In 2016, the Russian conductor Valery Gergiev, a friend and prominent supporter of President Vladimir Putin of Russia, led a patriotic concert in the Syrian city of Palmyra, shortly after Russian airstrikes helped drive the Islamic State out of the city.
On Russian television, the concert was spliced with videos of Islamic State atrocities, part of a propaganda effort to nurture pride in Russia’s military, including its support for the government of President Bashar al-Assad of Syria. Putin was shown thanking the musicians by video link from his vacation home on the Black Sea.
Classical music has long been used for political purposes. Emily Richmond Pollock, an associate professor of music at the Massachusetts Institute of Technology, said that it has often been invoked in wartime because “it has been constructed as timeless and powerful and human”.
But much music is also abstract, which has led to it being used in different ways.

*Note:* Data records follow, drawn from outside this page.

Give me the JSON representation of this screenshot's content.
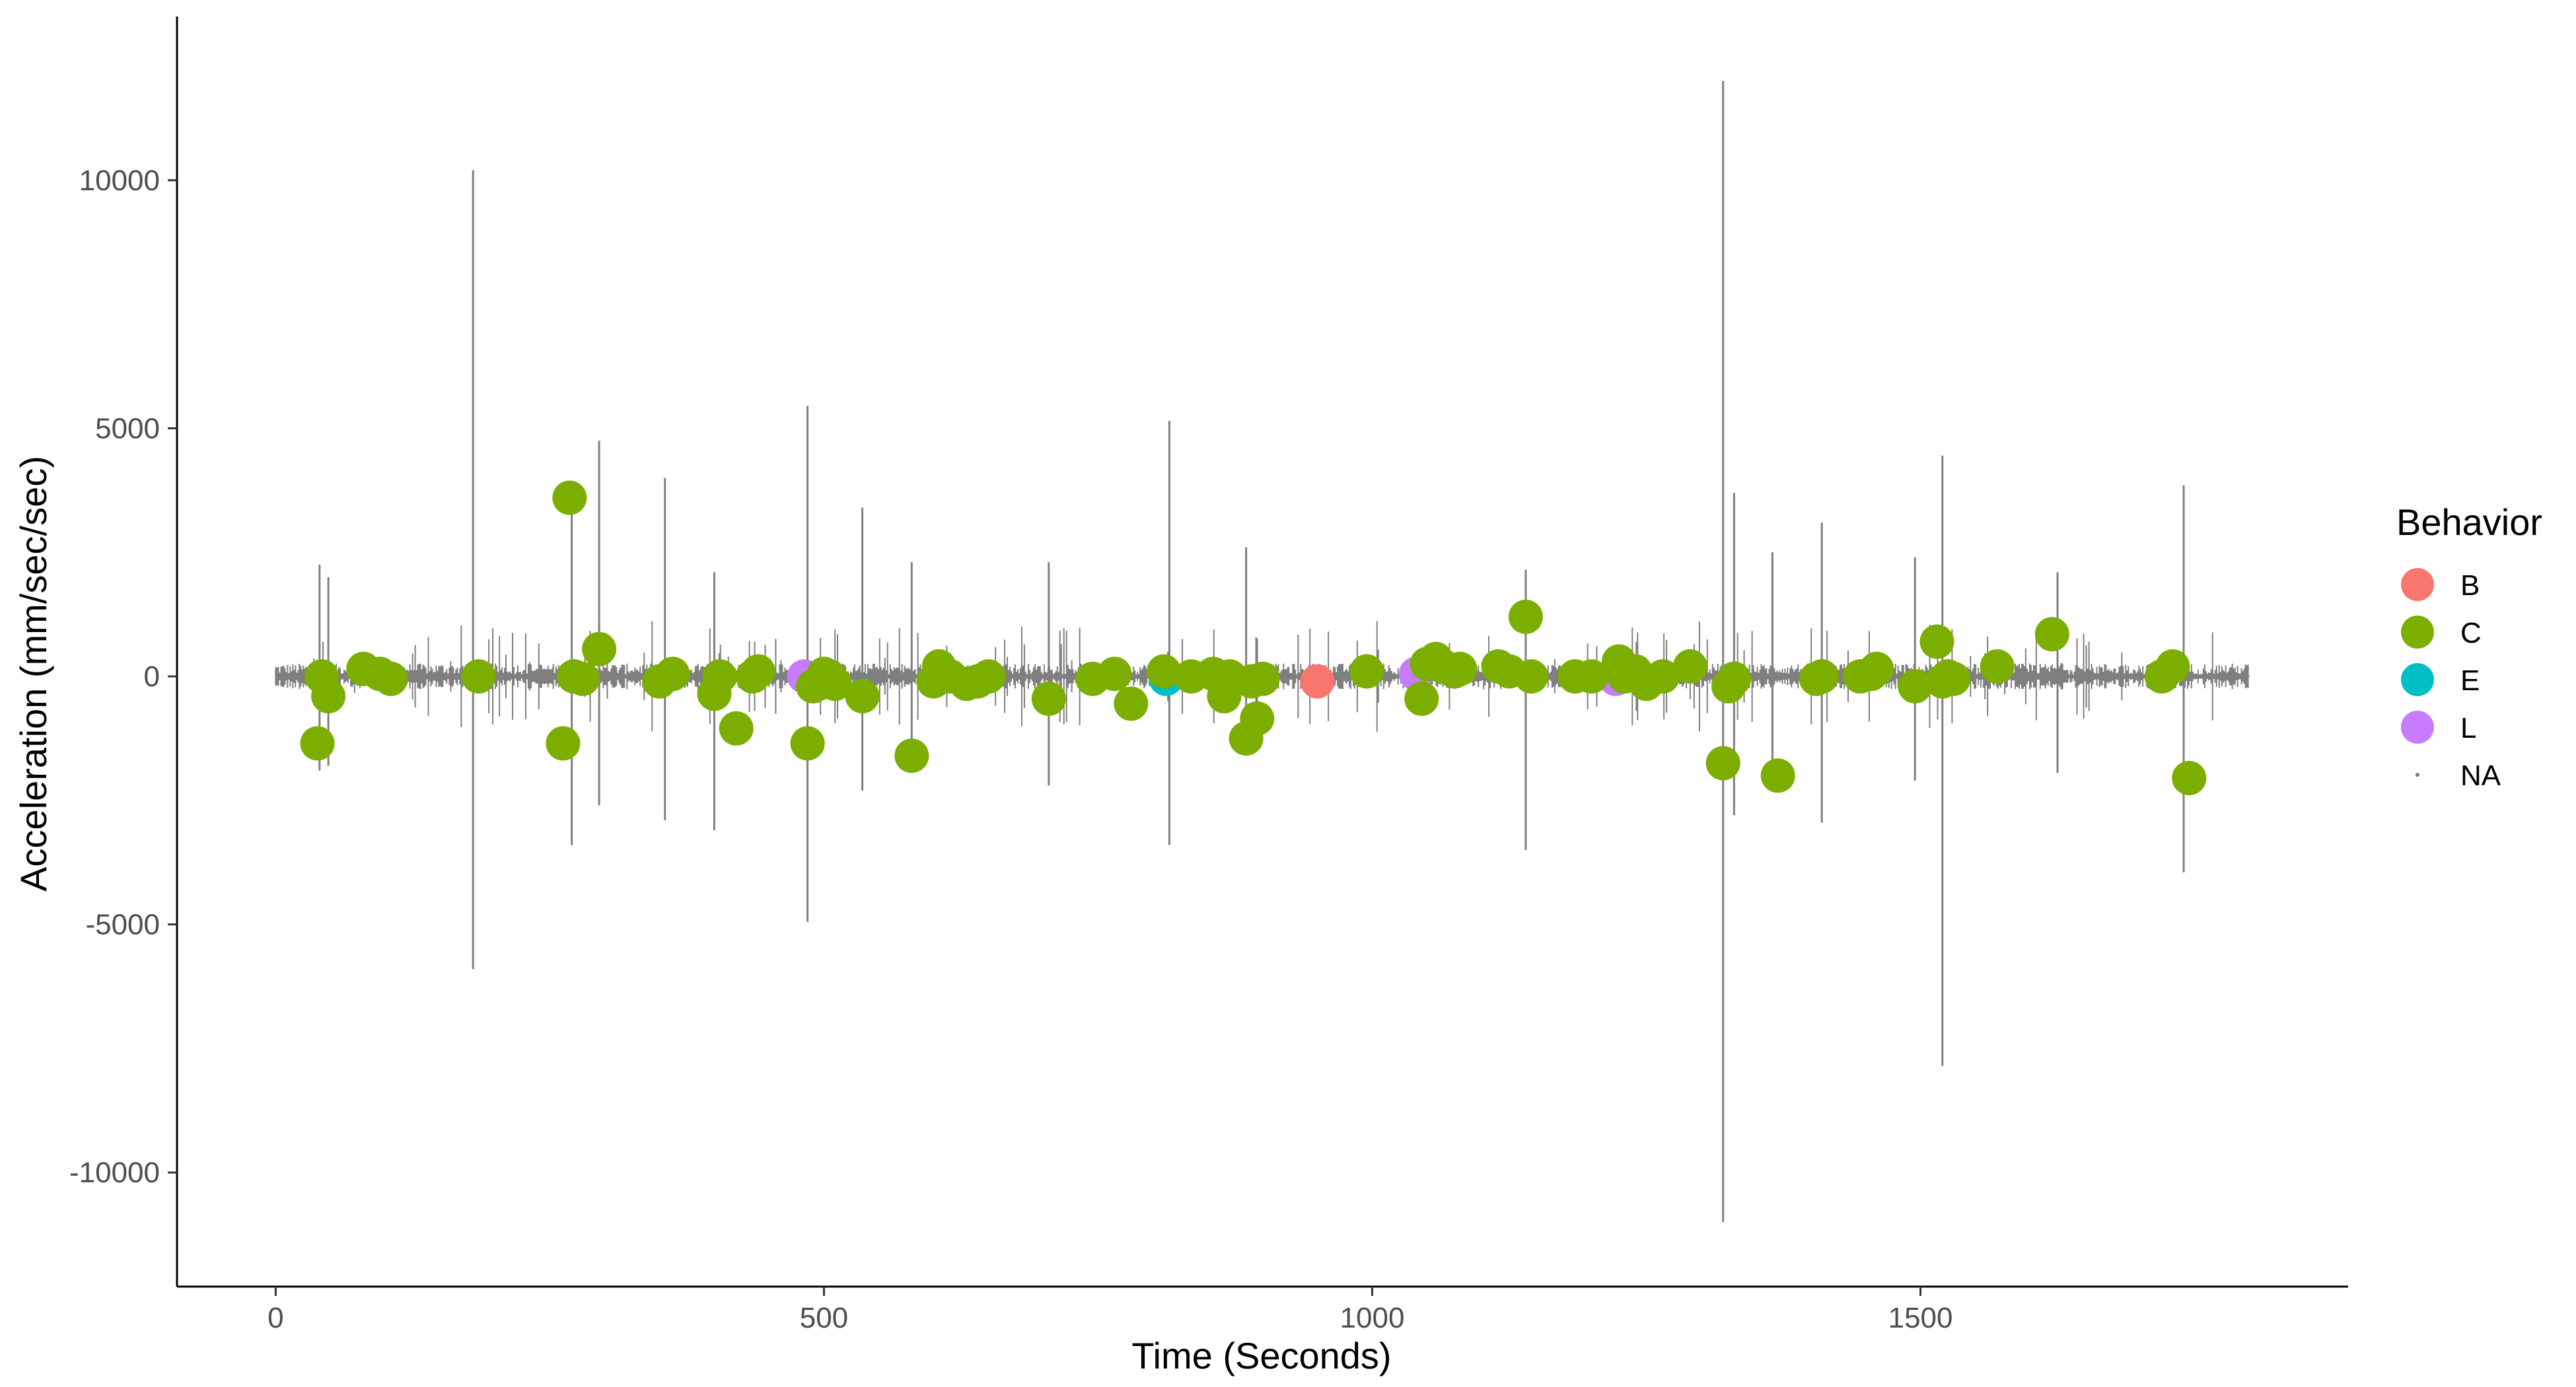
{
  "chart_data": {
    "type": "scatter",
    "title": "",
    "xlabel": "Time (Seconds)",
    "ylabel": "Acceleration (mm/sec/sec)",
    "xlim": [
      -90,
      1890
    ],
    "ylim": [
      -12300,
      13300
    ],
    "x_ticks": [
      {
        "value": 0,
        "label": "0"
      },
      {
        "value": 500,
        "label": "500"
      },
      {
        "value": 1000,
        "label": "1000"
      },
      {
        "value": 1500,
        "label": "1500"
      }
    ],
    "y_ticks": [
      {
        "value": 10000,
        "label": "10000"
      },
      {
        "value": 5000,
        "label": "5000"
      },
      {
        "value": 0,
        "label": "0"
      },
      {
        "value": -5000,
        "label": "-5000"
      },
      {
        "value": -10000,
        "label": "-10000"
      }
    ],
    "grid": false,
    "legend": {
      "title": "Behavior",
      "placement": "right",
      "items": [
        {
          "label": "B",
          "color": "#F8766D"
        },
        {
          "label": "C",
          "color": "#7CAE00"
        },
        {
          "label": "E",
          "color": "#00BFC4"
        },
        {
          "label": "L",
          "color": "#C77CFF"
        },
        {
          "label": "NA",
          "color": "#7f7f7f",
          "style": "small-point"
        }
      ]
    },
    "trace": {
      "name": "NA",
      "color": "#7f7f7f",
      "x_range": [
        0,
        1800
      ],
      "baseline": 0,
      "spikes": [
        {
          "x": 180,
          "min": -5900,
          "max": 10200
        },
        {
          "x": 270,
          "min": -3400,
          "max": 3600
        },
        {
          "x": 295,
          "min": -2600,
          "max": 4750
        },
        {
          "x": 355,
          "min": -2900,
          "max": 4000
        },
        {
          "x": 400,
          "min": -3100,
          "max": 2100
        },
        {
          "x": 485,
          "min": -4950,
          "max": 5450
        },
        {
          "x": 535,
          "min": -2300,
          "max": 3400
        },
        {
          "x": 580,
          "min": -1800,
          "max": 2300
        },
        {
          "x": 705,
          "min": -2200,
          "max": 2300
        },
        {
          "x": 815,
          "min": -3400,
          "max": 5150
        },
        {
          "x": 885,
          "min": -1600,
          "max": 2600
        },
        {
          "x": 1140,
          "min": -3500,
          "max": 2150
        },
        {
          "x": 1320,
          "min": -11000,
          "max": 12000
        },
        {
          "x": 1330,
          "min": -2800,
          "max": 3700
        },
        {
          "x": 1365,
          "min": -2300,
          "max": 2500
        },
        {
          "x": 1410,
          "min": -2950,
          "max": 3100
        },
        {
          "x": 1495,
          "min": -2100,
          "max": 2400
        },
        {
          "x": 1520,
          "min": -7850,
          "max": 4450
        },
        {
          "x": 1625,
          "min": -1950,
          "max": 2100
        },
        {
          "x": 1740,
          "min": -3950,
          "max": 3850
        },
        {
          "x": 40,
          "min": -1900,
          "max": 2250
        },
        {
          "x": 48,
          "min": -1800,
          "max": 2000
        }
      ]
    },
    "series": [
      {
        "name": "B",
        "color": "#F8766D",
        "x": [
          950
        ],
        "y": [
          -100
        ]
      },
      {
        "name": "C",
        "color": "#7CAE00",
        "x": [
          38,
          42,
          48,
          80,
          95,
          105,
          185,
          262,
          268,
          272,
          280,
          295,
          350,
          362,
          400,
          405,
          420,
          435,
          440,
          485,
          490,
          495,
          500,
          505,
          510,
          535,
          580,
          600,
          605,
          615,
          630,
          640,
          650,
          705,
          745,
          765,
          780,
          810,
          835,
          855,
          865,
          870,
          885,
          890,
          895,
          900,
          995,
          1045,
          1050,
          1058,
          1065,
          1075,
          1080,
          1115,
          1125,
          1140,
          1145,
          1185,
          1200,
          1225,
          1230,
          1240,
          1250,
          1265,
          1290,
          1320,
          1325,
          1330,
          1370,
          1405,
          1410,
          1445,
          1455,
          1460,
          1495,
          1515,
          1520,
          1525,
          1530,
          1570,
          1620,
          1720,
          1730,
          1745
        ],
        "y": [
          -1350,
          0,
          -400,
          150,
          50,
          -50,
          0,
          -1350,
          3600,
          0,
          -50,
          550,
          -100,
          50,
          -350,
          0,
          -1050,
          0,
          100,
          -1350,
          -200,
          -150,
          50,
          0,
          -150,
          -400,
          -1600,
          -100,
          200,
          0,
          -150,
          -100,
          0,
          -450,
          -50,
          50,
          -550,
          100,
          0,
          50,
          -400,
          0,
          -1250,
          -100,
          -850,
          -50,
          100,
          -450,
          250,
          350,
          200,
          100,
          150,
          200,
          100,
          1200,
          0,
          0,
          0,
          300,
          0,
          100,
          -150,
          0,
          200,
          -1750,
          -200,
          -50,
          -2000,
          -50,
          0,
          0,
          50,
          150,
          -200,
          700,
          -100,
          0,
          -50,
          200,
          850,
          0,
          200,
          -2050
        ]
      },
      {
        "name": "E",
        "color": "#00BFC4",
        "x": [
          812
        ],
        "y": [
          -50
        ]
      },
      {
        "name": "L",
        "color": "#C77CFF",
        "x": [
          482,
          1040,
          1222
        ],
        "y": [
          0,
          50,
          -50
        ]
      }
    ]
  }
}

“You can think of pieces like Beethoven’s Ninth Symphony, which has been used in moments of liberal triumph and Right-wing triumph alike,” Pollock said. “Many pieces are very malleable.”
‘Shared humanity’
Performances in war zones capture the public’s attention in part because of their juxtapositions with scenes of destruction and despair. This helps explain their wide popularity on social media, which has become an important tool for artistes in conflict zones to bring attention to the suffering around them.
“They can use Instagram and social media platforms to involve people who might be geographically distant in their very real struggle,” Professor Anderton said.

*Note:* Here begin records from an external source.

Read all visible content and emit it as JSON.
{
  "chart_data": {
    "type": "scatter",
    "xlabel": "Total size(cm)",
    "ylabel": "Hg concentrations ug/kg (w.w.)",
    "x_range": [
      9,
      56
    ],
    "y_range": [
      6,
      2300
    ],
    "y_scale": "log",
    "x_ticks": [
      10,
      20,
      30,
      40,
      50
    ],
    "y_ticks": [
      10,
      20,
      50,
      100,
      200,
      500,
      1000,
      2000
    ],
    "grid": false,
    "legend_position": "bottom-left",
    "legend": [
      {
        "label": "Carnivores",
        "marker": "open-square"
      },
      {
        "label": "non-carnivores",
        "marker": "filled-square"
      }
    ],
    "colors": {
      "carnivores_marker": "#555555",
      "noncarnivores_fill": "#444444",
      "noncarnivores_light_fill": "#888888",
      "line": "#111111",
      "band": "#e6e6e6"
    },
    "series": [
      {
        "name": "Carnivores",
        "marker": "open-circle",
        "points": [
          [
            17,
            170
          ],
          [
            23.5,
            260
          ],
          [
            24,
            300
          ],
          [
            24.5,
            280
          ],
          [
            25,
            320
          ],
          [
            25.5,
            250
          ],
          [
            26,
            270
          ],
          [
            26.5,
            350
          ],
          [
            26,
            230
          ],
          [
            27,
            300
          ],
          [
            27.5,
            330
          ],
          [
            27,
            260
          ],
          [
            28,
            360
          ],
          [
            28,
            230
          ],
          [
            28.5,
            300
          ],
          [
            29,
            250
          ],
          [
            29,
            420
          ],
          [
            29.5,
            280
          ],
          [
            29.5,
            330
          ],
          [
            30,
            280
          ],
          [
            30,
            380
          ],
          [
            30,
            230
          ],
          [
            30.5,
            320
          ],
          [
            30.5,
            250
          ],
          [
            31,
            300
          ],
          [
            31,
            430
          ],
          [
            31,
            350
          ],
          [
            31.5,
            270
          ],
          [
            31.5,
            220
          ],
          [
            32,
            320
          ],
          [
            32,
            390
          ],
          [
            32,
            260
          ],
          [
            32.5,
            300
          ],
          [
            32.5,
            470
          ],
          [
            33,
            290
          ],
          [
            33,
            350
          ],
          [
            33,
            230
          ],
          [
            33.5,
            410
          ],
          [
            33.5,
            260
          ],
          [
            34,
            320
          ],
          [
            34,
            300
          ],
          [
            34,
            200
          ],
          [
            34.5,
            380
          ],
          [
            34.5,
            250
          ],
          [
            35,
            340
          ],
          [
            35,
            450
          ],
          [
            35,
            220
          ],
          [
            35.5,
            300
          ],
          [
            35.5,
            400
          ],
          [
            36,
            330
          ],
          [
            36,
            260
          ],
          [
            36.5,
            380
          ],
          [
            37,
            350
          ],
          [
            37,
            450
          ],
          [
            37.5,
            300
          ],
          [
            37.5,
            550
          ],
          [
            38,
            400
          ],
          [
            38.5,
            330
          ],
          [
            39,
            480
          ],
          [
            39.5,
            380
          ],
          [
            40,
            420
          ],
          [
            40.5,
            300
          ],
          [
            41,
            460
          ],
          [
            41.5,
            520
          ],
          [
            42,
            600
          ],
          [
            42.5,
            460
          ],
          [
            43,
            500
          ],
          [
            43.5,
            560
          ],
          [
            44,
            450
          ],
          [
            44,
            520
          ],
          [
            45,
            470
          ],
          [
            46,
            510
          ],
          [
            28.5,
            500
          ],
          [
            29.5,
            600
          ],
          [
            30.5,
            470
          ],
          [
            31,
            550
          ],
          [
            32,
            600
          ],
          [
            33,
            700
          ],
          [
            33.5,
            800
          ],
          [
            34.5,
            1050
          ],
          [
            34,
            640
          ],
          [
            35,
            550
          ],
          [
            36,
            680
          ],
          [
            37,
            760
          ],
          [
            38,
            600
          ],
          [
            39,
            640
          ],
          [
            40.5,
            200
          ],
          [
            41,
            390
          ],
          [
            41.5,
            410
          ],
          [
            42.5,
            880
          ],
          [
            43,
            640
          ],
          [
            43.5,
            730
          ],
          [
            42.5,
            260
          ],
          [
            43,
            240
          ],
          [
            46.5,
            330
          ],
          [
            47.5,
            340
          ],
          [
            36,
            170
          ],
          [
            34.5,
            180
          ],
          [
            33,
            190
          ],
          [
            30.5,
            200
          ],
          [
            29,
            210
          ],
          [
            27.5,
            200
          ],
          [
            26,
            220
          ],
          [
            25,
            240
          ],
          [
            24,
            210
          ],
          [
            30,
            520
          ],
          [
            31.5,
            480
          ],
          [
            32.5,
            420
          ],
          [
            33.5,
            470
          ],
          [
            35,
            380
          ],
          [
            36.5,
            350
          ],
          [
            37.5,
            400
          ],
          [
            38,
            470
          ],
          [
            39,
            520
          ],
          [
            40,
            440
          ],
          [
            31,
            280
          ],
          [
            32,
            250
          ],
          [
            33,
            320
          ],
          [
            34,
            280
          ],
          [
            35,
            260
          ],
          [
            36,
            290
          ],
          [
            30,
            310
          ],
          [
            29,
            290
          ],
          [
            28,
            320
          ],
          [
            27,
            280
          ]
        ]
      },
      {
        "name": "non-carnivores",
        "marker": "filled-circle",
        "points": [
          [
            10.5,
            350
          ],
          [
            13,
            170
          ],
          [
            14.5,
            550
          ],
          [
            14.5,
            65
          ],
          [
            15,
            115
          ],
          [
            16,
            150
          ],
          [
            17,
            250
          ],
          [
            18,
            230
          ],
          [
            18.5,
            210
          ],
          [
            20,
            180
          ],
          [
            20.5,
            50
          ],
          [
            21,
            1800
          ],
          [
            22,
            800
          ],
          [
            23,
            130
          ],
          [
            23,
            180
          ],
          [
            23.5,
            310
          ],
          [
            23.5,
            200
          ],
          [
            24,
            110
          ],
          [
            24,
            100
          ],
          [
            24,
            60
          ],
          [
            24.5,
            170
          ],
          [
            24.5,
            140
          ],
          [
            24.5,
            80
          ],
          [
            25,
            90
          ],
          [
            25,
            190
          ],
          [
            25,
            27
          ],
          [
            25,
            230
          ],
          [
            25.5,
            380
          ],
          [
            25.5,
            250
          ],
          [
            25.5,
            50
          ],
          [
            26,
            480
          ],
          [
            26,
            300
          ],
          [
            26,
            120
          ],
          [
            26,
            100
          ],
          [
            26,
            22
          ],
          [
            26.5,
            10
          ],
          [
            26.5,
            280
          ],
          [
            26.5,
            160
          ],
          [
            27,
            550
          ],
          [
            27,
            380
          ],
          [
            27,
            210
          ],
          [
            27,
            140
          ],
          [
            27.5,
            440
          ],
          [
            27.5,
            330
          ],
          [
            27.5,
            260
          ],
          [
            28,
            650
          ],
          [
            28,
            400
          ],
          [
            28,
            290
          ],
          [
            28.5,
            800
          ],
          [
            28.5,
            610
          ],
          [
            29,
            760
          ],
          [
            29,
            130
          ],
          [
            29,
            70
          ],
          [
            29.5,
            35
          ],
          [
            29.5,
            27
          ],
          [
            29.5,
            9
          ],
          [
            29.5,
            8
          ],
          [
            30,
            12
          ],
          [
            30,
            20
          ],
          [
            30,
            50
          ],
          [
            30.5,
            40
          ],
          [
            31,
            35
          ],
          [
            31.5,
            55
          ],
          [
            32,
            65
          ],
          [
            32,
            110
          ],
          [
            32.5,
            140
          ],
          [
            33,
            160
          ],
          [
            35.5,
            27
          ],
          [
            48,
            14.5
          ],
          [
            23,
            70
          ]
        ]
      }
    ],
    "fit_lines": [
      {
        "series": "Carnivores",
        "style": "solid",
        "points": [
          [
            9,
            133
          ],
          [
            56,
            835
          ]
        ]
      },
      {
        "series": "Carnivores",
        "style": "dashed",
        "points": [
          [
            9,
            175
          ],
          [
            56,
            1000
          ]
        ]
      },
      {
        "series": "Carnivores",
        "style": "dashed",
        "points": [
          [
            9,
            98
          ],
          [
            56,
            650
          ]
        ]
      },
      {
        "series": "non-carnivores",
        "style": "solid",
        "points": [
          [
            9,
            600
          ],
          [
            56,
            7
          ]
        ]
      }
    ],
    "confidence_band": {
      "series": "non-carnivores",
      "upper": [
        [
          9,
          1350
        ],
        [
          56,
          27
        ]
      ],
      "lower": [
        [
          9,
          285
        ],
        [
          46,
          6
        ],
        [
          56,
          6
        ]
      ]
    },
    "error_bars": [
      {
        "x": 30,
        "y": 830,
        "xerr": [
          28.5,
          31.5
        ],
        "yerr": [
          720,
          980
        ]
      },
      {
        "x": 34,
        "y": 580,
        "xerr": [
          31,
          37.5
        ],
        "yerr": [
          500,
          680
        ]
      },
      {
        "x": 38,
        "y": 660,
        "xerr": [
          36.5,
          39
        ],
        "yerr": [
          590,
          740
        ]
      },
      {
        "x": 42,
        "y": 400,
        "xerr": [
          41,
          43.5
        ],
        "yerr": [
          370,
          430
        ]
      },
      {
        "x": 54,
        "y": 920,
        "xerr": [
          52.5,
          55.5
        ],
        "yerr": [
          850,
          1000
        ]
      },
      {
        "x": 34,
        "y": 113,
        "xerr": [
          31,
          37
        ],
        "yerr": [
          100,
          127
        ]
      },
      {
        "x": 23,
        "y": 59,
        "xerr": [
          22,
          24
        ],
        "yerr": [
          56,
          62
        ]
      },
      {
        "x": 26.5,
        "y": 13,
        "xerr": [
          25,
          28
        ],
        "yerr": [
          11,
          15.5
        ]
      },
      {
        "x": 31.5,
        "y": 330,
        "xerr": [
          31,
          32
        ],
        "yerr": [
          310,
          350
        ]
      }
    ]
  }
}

“When we hear someone play a Chopin étude or prelude on a destroyed piano, there’s a sense of shared humanity.”
When Russia began its invasion in late February, Illia Bondarenko, a conservatory student in Kyiv, was looking for a way to highlight Ukraine’s struggles.
Working with the violinist Kerenza Peacock, who is based in Los Angeles, he started what he called a “violin flash mob”. He mixed together a video of him performing a Ukrainian folk song in a basement shelter with virtual performances by 94 musicians around the world.

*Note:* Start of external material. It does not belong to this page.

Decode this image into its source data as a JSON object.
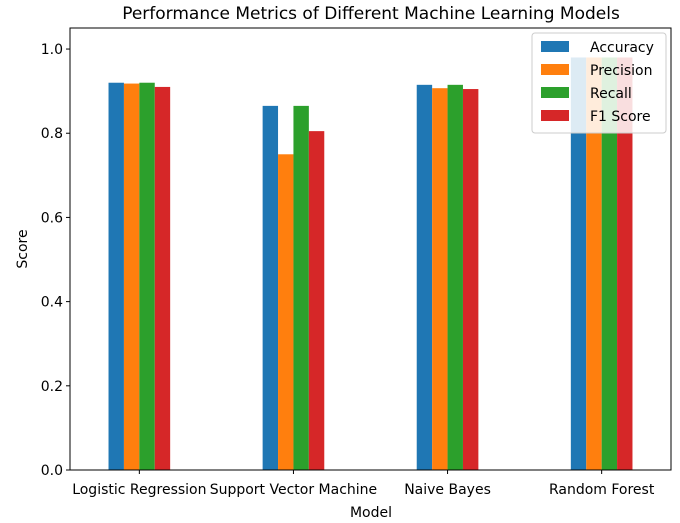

“It’s a great message for all civilisations in the world that Ukrainian people are not weak and we are strong,” Bondarenko said in an interview. “We will not give up and we will hold out, no matter what.”
Lytovchenko, the violinist, has continued to post performances online. She is planning to record a duet with a pianist who lives overseas and said she had raised about $10,000 to help Ukrainian families.
“I’m not sure that my music can resist the violence and stop the war; I am not so naïve,” she said. “But maybe it can show that we are not so aggressive, that we don’t have hatred in our hearts, that we still can be human.”